Not my normal choice but I went for it, only to find it was about consenting adult sibling incest. o_O

My review was scathing. 'This came as a shock. Who'd want to do this? I mean, have you SEEN my brothers?'

I was triggered! :chuckle:
 
In effect, it's influencing the analytics. On You Tube now, most regular creators (read as: those who want to earn money) ask viewers to "Like, Subscribe, Hit the Notify Icon" and, if you feel reckless "Comment". As one recent video I watched (entertaining but obviously click-baity) put it: "Hey, do this!

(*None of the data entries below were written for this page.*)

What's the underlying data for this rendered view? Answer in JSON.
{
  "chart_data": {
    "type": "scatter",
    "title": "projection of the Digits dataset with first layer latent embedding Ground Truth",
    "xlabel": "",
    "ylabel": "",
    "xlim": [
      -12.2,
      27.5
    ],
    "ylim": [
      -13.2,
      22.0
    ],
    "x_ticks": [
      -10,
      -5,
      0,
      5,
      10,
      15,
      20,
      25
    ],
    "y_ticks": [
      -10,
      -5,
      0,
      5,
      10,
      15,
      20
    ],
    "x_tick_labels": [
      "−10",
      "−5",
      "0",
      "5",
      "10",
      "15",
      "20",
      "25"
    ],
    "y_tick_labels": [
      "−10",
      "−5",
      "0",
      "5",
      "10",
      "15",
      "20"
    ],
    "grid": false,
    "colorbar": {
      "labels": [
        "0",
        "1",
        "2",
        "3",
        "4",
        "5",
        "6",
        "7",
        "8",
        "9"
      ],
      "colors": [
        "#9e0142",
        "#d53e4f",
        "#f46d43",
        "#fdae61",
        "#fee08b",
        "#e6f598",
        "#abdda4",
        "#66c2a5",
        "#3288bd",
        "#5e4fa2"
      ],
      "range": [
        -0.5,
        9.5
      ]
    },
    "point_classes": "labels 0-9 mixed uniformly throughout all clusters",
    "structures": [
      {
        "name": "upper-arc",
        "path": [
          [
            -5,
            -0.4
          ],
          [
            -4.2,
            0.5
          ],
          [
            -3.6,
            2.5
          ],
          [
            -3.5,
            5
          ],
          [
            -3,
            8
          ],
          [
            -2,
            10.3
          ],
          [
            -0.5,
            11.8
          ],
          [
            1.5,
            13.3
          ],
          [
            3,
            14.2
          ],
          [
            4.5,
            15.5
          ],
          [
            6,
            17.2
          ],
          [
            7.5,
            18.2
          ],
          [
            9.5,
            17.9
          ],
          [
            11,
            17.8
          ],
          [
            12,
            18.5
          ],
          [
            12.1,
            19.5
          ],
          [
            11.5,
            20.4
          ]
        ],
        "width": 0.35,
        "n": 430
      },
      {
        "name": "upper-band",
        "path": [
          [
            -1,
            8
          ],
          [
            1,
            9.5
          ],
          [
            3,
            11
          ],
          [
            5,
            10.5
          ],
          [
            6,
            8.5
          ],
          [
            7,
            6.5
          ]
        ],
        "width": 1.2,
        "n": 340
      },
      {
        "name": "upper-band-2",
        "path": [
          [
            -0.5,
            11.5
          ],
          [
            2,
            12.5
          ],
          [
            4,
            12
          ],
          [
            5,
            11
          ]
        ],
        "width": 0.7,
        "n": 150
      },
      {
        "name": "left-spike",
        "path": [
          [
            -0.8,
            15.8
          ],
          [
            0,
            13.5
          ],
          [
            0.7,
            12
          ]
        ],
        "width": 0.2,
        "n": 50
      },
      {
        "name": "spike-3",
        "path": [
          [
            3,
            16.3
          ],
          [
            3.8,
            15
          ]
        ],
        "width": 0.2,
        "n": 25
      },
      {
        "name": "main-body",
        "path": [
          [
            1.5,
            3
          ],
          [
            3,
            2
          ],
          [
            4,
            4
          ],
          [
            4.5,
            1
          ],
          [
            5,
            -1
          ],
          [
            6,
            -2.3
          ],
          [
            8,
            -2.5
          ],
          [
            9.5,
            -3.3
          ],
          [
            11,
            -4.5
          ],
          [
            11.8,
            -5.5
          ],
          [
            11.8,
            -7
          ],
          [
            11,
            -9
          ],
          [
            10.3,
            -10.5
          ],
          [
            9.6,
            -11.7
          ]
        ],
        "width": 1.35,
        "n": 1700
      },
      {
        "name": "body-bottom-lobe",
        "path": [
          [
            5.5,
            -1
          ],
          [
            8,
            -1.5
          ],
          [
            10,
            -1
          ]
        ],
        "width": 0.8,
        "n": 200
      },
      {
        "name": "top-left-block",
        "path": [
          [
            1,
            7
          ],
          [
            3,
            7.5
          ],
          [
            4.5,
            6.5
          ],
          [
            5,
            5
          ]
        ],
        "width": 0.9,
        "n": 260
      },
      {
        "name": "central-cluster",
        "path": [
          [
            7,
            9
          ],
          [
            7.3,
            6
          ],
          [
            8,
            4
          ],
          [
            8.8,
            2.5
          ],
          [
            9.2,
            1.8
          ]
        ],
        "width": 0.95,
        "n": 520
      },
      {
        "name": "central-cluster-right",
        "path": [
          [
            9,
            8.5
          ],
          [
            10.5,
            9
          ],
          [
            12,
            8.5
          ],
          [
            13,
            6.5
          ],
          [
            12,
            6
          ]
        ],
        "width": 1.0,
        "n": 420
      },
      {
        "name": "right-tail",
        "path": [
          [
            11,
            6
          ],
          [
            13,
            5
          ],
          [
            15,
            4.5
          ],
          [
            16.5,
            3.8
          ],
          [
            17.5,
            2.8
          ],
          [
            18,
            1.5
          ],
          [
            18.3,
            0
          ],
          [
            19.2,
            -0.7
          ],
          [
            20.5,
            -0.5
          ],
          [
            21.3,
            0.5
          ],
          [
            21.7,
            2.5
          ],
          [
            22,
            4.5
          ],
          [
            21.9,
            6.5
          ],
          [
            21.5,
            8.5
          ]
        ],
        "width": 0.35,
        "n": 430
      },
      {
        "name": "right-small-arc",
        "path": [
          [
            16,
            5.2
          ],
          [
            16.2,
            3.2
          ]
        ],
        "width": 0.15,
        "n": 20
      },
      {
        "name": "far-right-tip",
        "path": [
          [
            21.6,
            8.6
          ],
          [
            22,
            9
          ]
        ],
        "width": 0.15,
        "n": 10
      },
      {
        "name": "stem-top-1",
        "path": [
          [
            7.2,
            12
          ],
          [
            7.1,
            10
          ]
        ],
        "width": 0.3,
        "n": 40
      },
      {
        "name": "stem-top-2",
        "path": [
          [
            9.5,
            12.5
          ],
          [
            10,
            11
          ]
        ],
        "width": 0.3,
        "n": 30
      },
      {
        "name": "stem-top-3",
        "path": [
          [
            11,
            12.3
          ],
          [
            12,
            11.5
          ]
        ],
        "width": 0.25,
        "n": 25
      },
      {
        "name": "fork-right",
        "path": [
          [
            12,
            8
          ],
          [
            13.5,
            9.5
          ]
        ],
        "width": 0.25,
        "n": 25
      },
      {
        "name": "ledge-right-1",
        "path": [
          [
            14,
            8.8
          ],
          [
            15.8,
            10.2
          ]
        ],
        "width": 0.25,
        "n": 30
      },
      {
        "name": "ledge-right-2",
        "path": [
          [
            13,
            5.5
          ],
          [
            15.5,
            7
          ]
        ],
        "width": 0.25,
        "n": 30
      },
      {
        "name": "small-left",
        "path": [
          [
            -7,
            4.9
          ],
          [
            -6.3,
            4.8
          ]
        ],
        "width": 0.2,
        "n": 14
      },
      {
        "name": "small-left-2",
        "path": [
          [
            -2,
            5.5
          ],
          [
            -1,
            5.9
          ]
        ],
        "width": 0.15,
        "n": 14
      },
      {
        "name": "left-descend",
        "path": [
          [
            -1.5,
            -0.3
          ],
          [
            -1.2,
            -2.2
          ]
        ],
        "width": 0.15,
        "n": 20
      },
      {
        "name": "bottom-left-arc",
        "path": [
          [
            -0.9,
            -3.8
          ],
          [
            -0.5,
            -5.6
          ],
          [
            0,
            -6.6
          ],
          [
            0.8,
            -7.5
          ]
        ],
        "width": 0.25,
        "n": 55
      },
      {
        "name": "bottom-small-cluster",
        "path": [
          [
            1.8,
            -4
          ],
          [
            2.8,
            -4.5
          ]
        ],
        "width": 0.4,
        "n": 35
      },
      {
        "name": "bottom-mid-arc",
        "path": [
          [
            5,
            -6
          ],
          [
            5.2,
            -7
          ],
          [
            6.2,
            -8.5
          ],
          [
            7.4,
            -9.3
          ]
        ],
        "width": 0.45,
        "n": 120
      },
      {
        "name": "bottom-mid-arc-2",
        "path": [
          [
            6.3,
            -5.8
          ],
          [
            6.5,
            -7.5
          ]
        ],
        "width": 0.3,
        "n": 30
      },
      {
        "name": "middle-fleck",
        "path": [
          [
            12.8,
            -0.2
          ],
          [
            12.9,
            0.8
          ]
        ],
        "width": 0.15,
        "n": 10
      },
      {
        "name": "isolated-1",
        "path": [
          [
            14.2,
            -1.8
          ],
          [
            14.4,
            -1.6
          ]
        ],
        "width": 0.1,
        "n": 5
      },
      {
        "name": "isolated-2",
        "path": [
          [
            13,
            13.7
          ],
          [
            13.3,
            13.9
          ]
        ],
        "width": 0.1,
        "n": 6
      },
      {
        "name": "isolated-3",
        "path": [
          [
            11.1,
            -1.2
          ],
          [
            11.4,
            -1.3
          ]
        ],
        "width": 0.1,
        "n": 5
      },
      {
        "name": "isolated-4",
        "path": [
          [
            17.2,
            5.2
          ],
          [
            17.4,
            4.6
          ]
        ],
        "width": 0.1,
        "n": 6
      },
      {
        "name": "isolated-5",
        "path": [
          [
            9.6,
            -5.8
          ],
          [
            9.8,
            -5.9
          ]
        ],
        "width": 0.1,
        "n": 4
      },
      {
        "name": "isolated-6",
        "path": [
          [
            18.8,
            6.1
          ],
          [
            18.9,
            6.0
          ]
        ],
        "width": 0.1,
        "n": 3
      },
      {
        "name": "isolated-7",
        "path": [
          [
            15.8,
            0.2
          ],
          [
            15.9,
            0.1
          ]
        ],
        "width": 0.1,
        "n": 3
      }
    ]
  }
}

It is little for you to do but it means so much to us!"

Techy's a bit obsessed with this.

I listened to a nice podcast and he saw me give it stars, and said 'So you're liking men's jackets now?'
He thought I was rating the photo in the advert on the page. Sometimes I worry about him.
 
Every time I think, hmm, maybe I should start using "Like" buttons (on here or elsewhere), stuff like this makes me feart.
Don't worry. Just use personal judgement.
The vast majority click on buttons because a) it costs them nothing to do so, b) they don't understand about analytics and such, c) they actually do understand and wish to help. It's a matter of ... well ... informed action.
There's several You Tube channels where I like the presenters, I like the videos and I have considered where they are coming from. I will click "Like" because I like the video. I click "Subscribe" because I wish to support said channel. I comment because I have something to say, even if it's a lighthearted quip. But I won't watch a video, be interested, then - well - invest any more attention until I know further.